One of the best days of my parenting life was when my teenager told me, “I can tell you anything. You don’t make me feel bad about myself, but you give always give me helpful advice that makes things better.” That’s not because I’m so wise; it’s just because I kept the channels of communication open in a way that encouraged honesty, not secrecy. And I was lucky, of course, that I didn't have to parent against the COVID backdrop, complete with lockdowns, but I do know that keeping the channels is better than the alternative.

As parents, we all must do that nowadays because the culture is aggressively opposed to us. That happened in the 1960s, too, when college campus culture encouraged kids to follow Timothy Leary’s mantra to “turn on, tune in, drop out.” They did in droves, and so many shining young lights got snuffed out.
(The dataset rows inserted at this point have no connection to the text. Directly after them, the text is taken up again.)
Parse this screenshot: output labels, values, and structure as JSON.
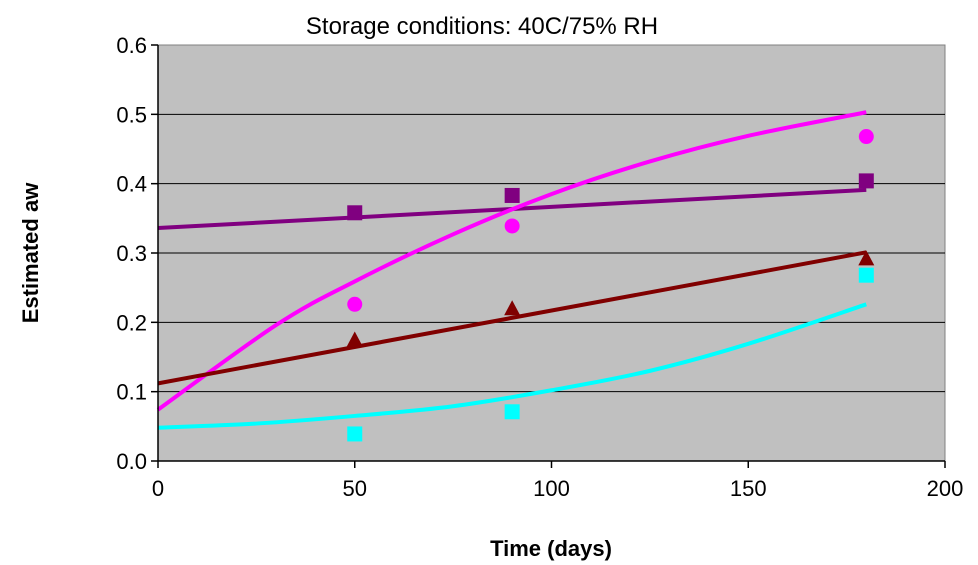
{
  "chart_data": {
    "type": "scatter",
    "title": "Storage conditions:  40C/75% RH",
    "xlabel": "Time (days)",
    "ylabel": "Estimated aw",
    "xlim": [
      0,
      200
    ],
    "ylim": [
      0.0,
      0.6
    ],
    "xticks": [
      0,
      50,
      100,
      150,
      200
    ],
    "xtick_labels": [
      "0",
      "50",
      "100",
      "150",
      "200"
    ],
    "yticks": [
      0.0,
      0.1,
      0.2,
      0.3,
      0.4,
      0.5,
      0.6
    ],
    "ytick_labels": [
      "0.0",
      "0.1",
      "0.2",
      "0.3",
      "0.4",
      "0.5",
      "0.6"
    ],
    "grid": "horizontal",
    "plot_background": "#c0c0c0",
    "legend": "none",
    "series": [
      {
        "marker": "square",
        "color": "#800080",
        "points": [
          [
            50,
            0.358
          ],
          [
            90,
            0.383
          ],
          [
            180,
            0.404
          ]
        ],
        "trendline": {
          "kind": "line",
          "points": [
            [
              0,
              0.336
            ],
            [
              180,
              0.391
            ]
          ]
        }
      },
      {
        "marker": "circle",
        "color": "#ff00ff",
        "points": [
          [
            50,
            0.226
          ],
          [
            90,
            0.339
          ],
          [
            180,
            0.468
          ]
        ],
        "trendline": {
          "kind": "curve",
          "points": [
            [
              0,
              0.074
            ],
            [
              30,
              0.196
            ],
            [
              50,
              0.259
            ],
            [
              75,
              0.327
            ],
            [
              100,
              0.385
            ],
            [
              125,
              0.432
            ],
            [
              150,
              0.469
            ],
            [
              180,
              0.503
            ]
          ]
        }
      },
      {
        "marker": "triangle",
        "color": "#800000",
        "points": [
          [
            50,
            0.176
          ],
          [
            90,
            0.221
          ],
          [
            180,
            0.293
          ]
        ],
        "trendline": {
          "kind": "line",
          "points": [
            [
              0,
              0.112
            ],
            [
              180,
              0.301
            ]
          ]
        }
      },
      {
        "marker": "square",
        "color": "#00ffff",
        "points": [
          [
            50,
            0.039
          ],
          [
            90,
            0.071
          ],
          [
            180,
            0.268
          ]
        ],
        "trendline": {
          "kind": "curve",
          "points": [
            [
              0,
              0.048
            ],
            [
              25,
              0.054
            ],
            [
              50,
              0.065
            ],
            [
              75,
              0.079
            ],
            [
              100,
              0.102
            ],
            [
              125,
              0.13
            ],
            [
              150,
              0.169
            ],
            [
              180,
              0.226
            ]
          ]
        }
      }
    ]
  }
}
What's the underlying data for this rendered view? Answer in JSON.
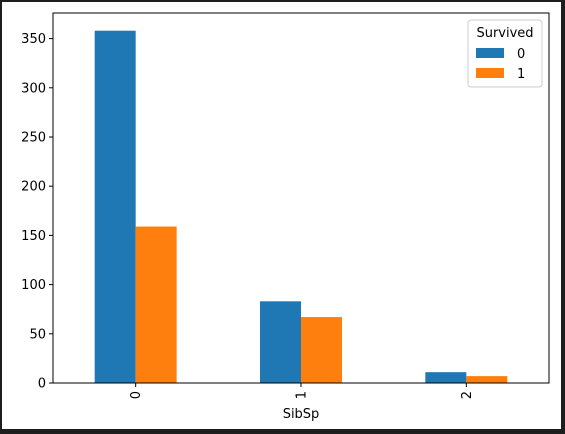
{
  "chart_data": {
    "type": "bar",
    "xlabel": "SibSp",
    "ylabel": "",
    "categories": [
      "0",
      "1",
      "2"
    ],
    "series": [
      {
        "name": "0",
        "values": [
          358,
          83,
          11
        ],
        "color": "#1f77b4"
      },
      {
        "name": "1",
        "values": [
          159,
          67,
          7
        ],
        "color": "#ff7f0e"
      }
    ],
    "ylim": [
      0,
      376
    ],
    "yticks": [
      0,
      50,
      100,
      150,
      200,
      250,
      300,
      350
    ],
    "legend": {
      "title": "Survived",
      "placement": "top-right"
    },
    "grid": false
  }
}
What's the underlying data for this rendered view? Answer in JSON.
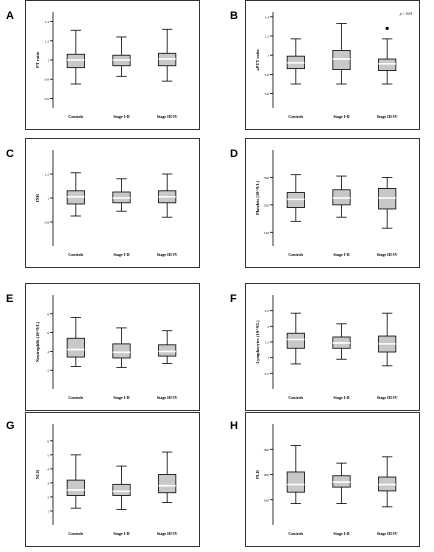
{
  "chart_data": [
    {
      "type": "box",
      "panel_label": "A",
      "ylabel": "PT ratio",
      "ylim": [
        0.5,
        1.5
      ],
      "yticks": [
        0.6,
        0.8,
        1.0,
        1.2,
        1.4
      ],
      "categories": [
        "Controls",
        "Stage I-II",
        "Stage III-IV"
      ],
      "boxes": [
        {
          "whisker_low": 0.75,
          "q1": 0.92,
          "median": 1.0,
          "q3": 1.06,
          "whisker_high": 1.31
        },
        {
          "whisker_low": 0.83,
          "q1": 0.94,
          "median": 1.0,
          "q3": 1.05,
          "whisker_high": 1.24
        },
        {
          "whisker_low": 0.78,
          "q1": 0.94,
          "median": 1.01,
          "q3": 1.07,
          "whisker_high": 1.32
        }
      ],
      "outliers": [],
      "annotation": ""
    },
    {
      "type": "box",
      "panel_label": "B",
      "ylabel": "aPTT ratio",
      "ylim": [
        0.45,
        1.45
      ],
      "yticks": [
        0.6,
        0.8,
        1.0,
        1.2,
        1.4
      ],
      "categories": [
        "Controls",
        "Stage I-II",
        "Stage III-IV"
      ],
      "boxes": [
        {
          "whisker_low": 0.7,
          "q1": 0.86,
          "median": 0.92,
          "q3": 0.99,
          "whisker_high": 1.17
        },
        {
          "whisker_low": 0.7,
          "q1": 0.85,
          "median": 0.96,
          "q3": 1.05,
          "whisker_high": 1.33
        },
        {
          "whisker_low": 0.7,
          "q1": 0.84,
          "median": 0.91,
          "q3": 0.96,
          "whisker_high": 1.17
        }
      ],
      "outliers": [
        {
          "category": "Stage III-IV",
          "value": 1.28
        }
      ],
      "annotation": "p < 0.04"
    },
    {
      "type": "box",
      "panel_label": "C",
      "ylabel": "INR",
      "ylim": [
        0.6,
        1.4
      ],
      "yticks": [
        0.8,
        1.0,
        1.2
      ],
      "categories": [
        "Controls",
        "Stage I-II",
        "Stage III-IV"
      ],
      "boxes": [
        {
          "whisker_low": 0.85,
          "q1": 0.95,
          "median": 1.01,
          "q3": 1.06,
          "whisker_high": 1.21
        },
        {
          "whisker_low": 0.89,
          "q1": 0.96,
          "median": 1.0,
          "q3": 1.05,
          "whisker_high": 1.16
        },
        {
          "whisker_low": 0.84,
          "q1": 0.96,
          "median": 1.01,
          "q3": 1.06,
          "whisker_high": 1.2
        }
      ],
      "outliers": [],
      "annotation": ""
    },
    {
      "type": "box",
      "panel_label": "D",
      "ylabel": "Platelets (10^9/L)",
      "ylim": [
        100,
        450
      ],
      "yticks": [
        150,
        250,
        350
      ],
      "categories": [
        "Controls",
        "Stage I-II",
        "Stage III-IV"
      ],
      "boxes": [
        {
          "whisker_low": 190,
          "q1": 240,
          "median": 270,
          "q3": 295,
          "whisker_high": 360
        },
        {
          "whisker_low": 205,
          "q1": 250,
          "median": 275,
          "q3": 305,
          "whisker_high": 355
        },
        {
          "whisker_low": 165,
          "q1": 235,
          "median": 275,
          "q3": 310,
          "whisker_high": 350
        }
      ],
      "outliers": [],
      "annotation": ""
    },
    {
      "type": "box",
      "panel_label": "E",
      "ylabel": "Neutrophils (10^9/L)",
      "ylim": [
        0,
        10
      ],
      "yticks": [
        2.0,
        4.0,
        6.0,
        8.0
      ],
      "categories": [
        "Controls",
        "Stage I-II",
        "Stage III-IV"
      ],
      "boxes": [
        {
          "whisker_low": 2.4,
          "q1": 3.4,
          "median": 4.2,
          "q3": 5.4,
          "whisker_high": 7.6
        },
        {
          "whisker_low": 2.3,
          "q1": 3.3,
          "median": 3.9,
          "q3": 4.8,
          "whisker_high": 6.5
        },
        {
          "whisker_low": 2.7,
          "q1": 3.5,
          "median": 4.0,
          "q3": 4.7,
          "whisker_high": 6.2
        }
      ],
      "outliers": [],
      "annotation": ""
    },
    {
      "type": "box",
      "panel_label": "F",
      "ylabel": "Lymphocytes (10^9/L)",
      "ylim": [
        0.0,
        3.0
      ],
      "yticks": [
        0.5,
        1.0,
        1.5,
        2.0,
        2.5
      ],
      "categories": [
        "Controls",
        "Stage I-II",
        "Stage III-IV"
      ],
      "boxes": [
        {
          "whisker_low": 0.8,
          "q1": 1.3,
          "median": 1.58,
          "q3": 1.78,
          "whisker_high": 2.42
        },
        {
          "whisker_low": 0.95,
          "q1": 1.3,
          "median": 1.47,
          "q3": 1.66,
          "whisker_high": 2.08
        },
        {
          "whisker_low": 0.74,
          "q1": 1.18,
          "median": 1.44,
          "q3": 1.69,
          "whisker_high": 2.42
        }
      ],
      "outliers": [],
      "annotation": ""
    },
    {
      "type": "box",
      "panel_label": "G",
      "ylabel": "NLR",
      "ylim": [
        0,
        7.2
      ],
      "yticks": [
        1.0,
        2.0,
        3.0,
        4.0,
        5.0,
        6.0
      ],
      "categories": [
        "Controls",
        "Stage I-II",
        "Stage III-IV"
      ],
      "boxes": [
        {
          "whisker_low": 1.2,
          "q1": 2.1,
          "median": 2.5,
          "q3": 3.2,
          "whisker_high": 5.0
        },
        {
          "whisker_low": 1.1,
          "q1": 2.1,
          "median": 2.4,
          "q3": 2.9,
          "whisker_high": 4.2
        },
        {
          "whisker_low": 1.6,
          "q1": 2.3,
          "median": 2.8,
          "q3": 3.6,
          "whisker_high": 5.2
        }
      ],
      "outliers": [],
      "annotation": ""
    },
    {
      "type": "box",
      "panel_label": "H",
      "ylabel": "PLR",
      "ylim": [
        0,
        400
      ],
      "yticks": [
        100,
        200,
        300
      ],
      "categories": [
        "Controls",
        "Stage I-II",
        "Stage III-IV"
      ],
      "boxes": [
        {
          "whisker_low": 85,
          "q1": 130,
          "median": 160,
          "q3": 210,
          "whisker_high": 315
        },
        {
          "whisker_low": 85,
          "q1": 150,
          "median": 170,
          "q3": 195,
          "whisker_high": 245
        },
        {
          "whisker_low": 72,
          "q1": 135,
          "median": 160,
          "q3": 190,
          "whisker_high": 270
        }
      ],
      "outliers": [],
      "annotation": ""
    }
  ]
}
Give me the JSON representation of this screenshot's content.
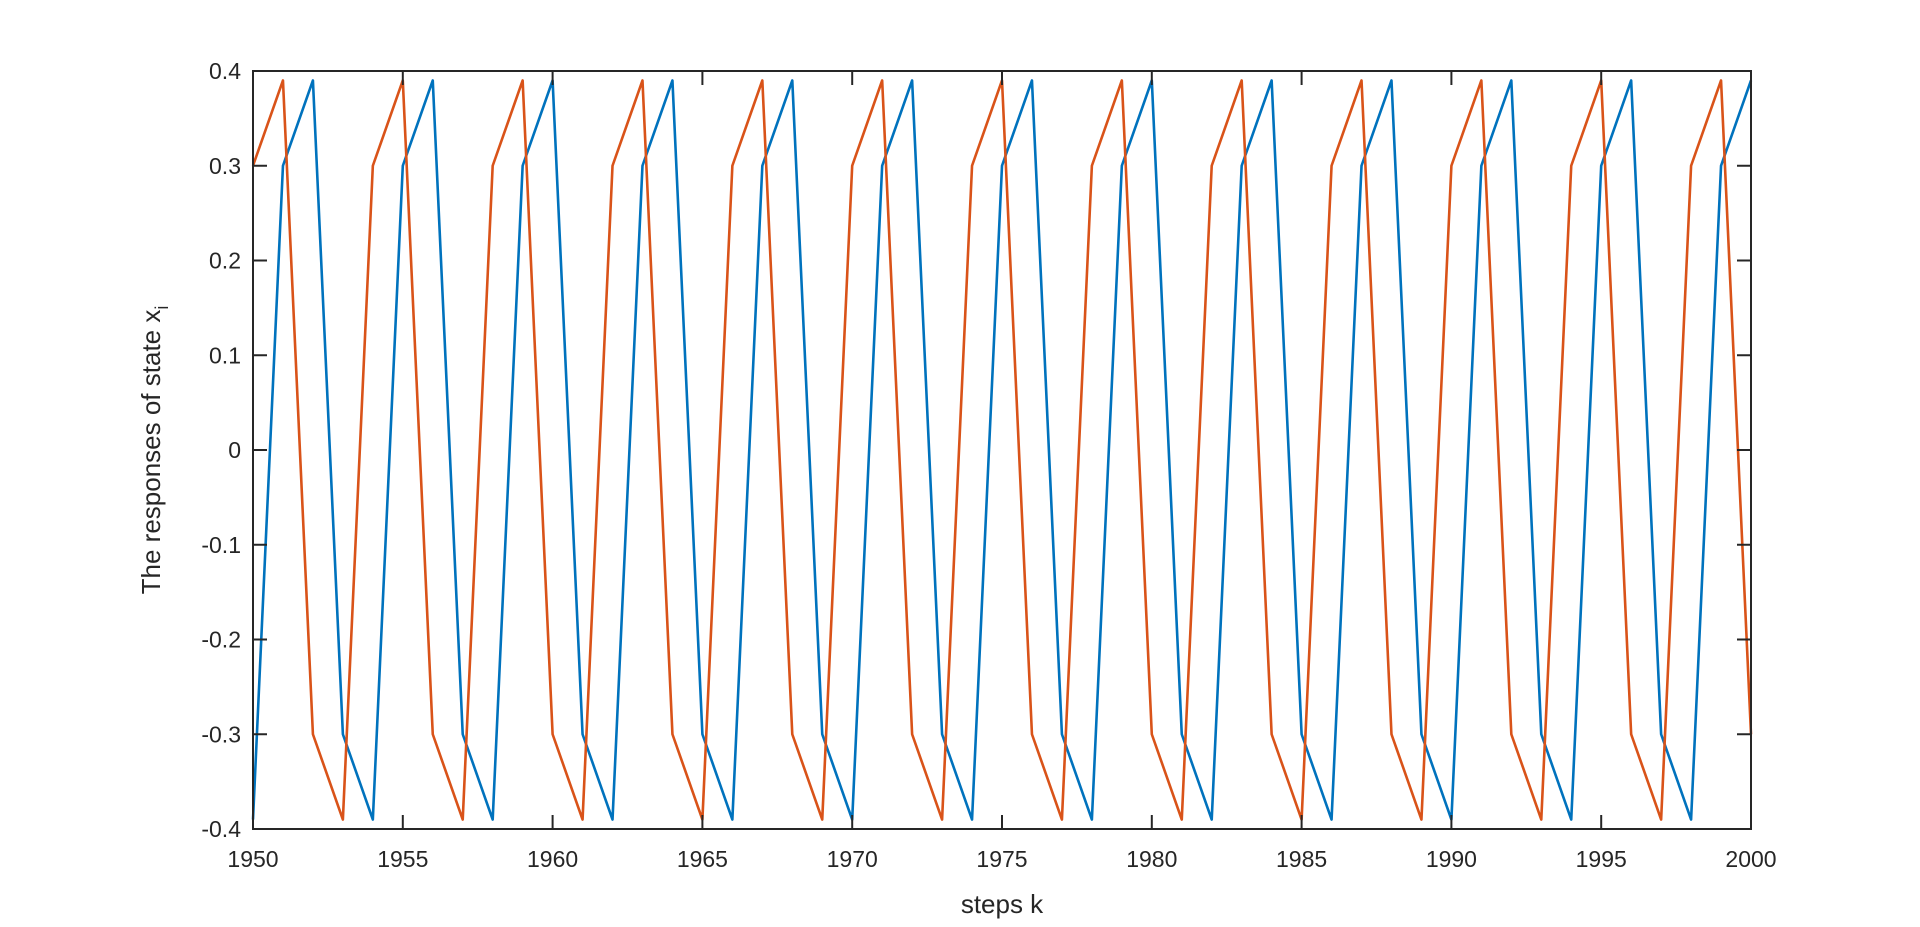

Now, the same aggressive culture tells the K-12 kids to “turn against their parents, tune in to sexual deviancy, and drop out of their biological sex.” The long years of the COVID lockdown made children even more vulnerable to these lessons. It’s totally toxic and can best be countered by parents and children who have strong lines of communication and trust between them.

Raichik is right to help children remember that their parents love them more than their teachers ever could. And I really promise that “catch them being good” and “opinionated but not judgmental” will make sure that the kids confide in you, and not the purple-haired weirdo at the front of the classroom.